Prep Time 10 minutes
Cook Time 15 minutes
Total Time 25 minutes
Course Breakfast Snack
Cuisine American
Servings 8 muffins
Calories 120 kcal

Equipment

  • 12 cup muffin tin
  • 1 Mixing bowl
  • 1 Whisk
  • 1 Cooking spray or brush for greasing

Ingredients
  

  • 8 large eggs $1.60
  • 1 cup shredded cheddar cheese $2.00
  • 1/2 cup diced bell pepper $0.50
  • 1/4 cup diced onion $0.20
  • 1/2 cup chopped spinach $0.50
  • 1/4 tsp salt $0.02
  • 1/4 tsp black pepper $0.02
  • 1/4 tsp garlic powder $0.03
  • Cooking spray or olive oil $0.13

Instructions
 

  • Prep Oven & Pan: Preheat oven to 375°F (190°C). Lightly grease 8 cups of a muffin tin with cooking spray.
  • Mix Ingredients: In a bowl, whisk eggs until smooth. Stir in cheese, bell pepper, onion, spinach, salt, pepper, and garlic powder.
  • Fill Muffin Cups: Divide the mixture evenly among 8 muffin cups, filling each ¾ full.
  • Bake: Bake for 18–20 minutes until the eggs are set and edges are golden.
  • Cool & Serve: Let cool in the tin for 5 minutes.
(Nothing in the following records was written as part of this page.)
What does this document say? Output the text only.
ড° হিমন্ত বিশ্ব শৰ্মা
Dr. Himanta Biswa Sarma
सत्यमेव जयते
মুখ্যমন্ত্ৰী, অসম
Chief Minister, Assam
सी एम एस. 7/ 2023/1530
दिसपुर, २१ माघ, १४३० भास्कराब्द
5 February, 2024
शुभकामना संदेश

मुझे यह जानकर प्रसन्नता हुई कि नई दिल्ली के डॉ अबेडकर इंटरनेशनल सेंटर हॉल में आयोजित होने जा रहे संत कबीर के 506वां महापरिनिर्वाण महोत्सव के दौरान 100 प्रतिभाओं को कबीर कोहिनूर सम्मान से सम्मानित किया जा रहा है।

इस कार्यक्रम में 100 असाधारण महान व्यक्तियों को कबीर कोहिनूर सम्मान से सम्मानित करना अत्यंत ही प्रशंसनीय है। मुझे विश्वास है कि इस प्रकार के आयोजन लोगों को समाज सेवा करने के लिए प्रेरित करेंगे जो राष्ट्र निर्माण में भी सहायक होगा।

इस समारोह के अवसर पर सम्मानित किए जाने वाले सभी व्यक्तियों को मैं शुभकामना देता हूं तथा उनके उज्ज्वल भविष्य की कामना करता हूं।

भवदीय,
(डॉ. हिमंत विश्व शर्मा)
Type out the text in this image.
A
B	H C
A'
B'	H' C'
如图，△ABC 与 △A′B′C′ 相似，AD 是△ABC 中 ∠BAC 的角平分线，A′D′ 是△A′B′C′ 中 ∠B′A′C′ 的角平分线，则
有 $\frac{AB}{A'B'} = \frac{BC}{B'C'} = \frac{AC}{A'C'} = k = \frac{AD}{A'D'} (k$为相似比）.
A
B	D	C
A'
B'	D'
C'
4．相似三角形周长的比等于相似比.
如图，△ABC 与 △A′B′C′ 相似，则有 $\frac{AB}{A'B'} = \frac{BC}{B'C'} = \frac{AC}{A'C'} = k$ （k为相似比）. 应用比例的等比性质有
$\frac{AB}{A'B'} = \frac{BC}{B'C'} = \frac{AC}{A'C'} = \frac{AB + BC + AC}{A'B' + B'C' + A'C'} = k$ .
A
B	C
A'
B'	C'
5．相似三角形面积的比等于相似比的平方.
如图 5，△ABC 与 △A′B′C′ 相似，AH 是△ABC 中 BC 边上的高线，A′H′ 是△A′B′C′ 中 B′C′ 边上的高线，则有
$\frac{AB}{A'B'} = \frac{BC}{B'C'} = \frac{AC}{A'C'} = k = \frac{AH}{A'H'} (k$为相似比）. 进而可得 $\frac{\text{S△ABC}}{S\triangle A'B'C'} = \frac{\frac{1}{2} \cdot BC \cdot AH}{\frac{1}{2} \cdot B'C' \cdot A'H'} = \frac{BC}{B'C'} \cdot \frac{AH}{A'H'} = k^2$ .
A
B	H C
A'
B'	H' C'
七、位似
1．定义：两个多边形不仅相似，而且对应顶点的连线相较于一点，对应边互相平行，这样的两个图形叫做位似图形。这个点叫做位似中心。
Run a knife around the edges to loosen, then transfer to a plate.

Notes

  • Storage: Refrigerate in an airtight container for up to 4 days or freeze for 3 months.
  • Customization: Add diced ham, crumbled bacon, or swap veggies for zucchini or mushrooms.
  • Keto Tip: Use full-fat cheese and add a tablespoon of heavy cream to the egg mixture for extra richness.
  • Reheating: Microwave for 20–30 seconds or warm in a 350°F oven for 5 minutes.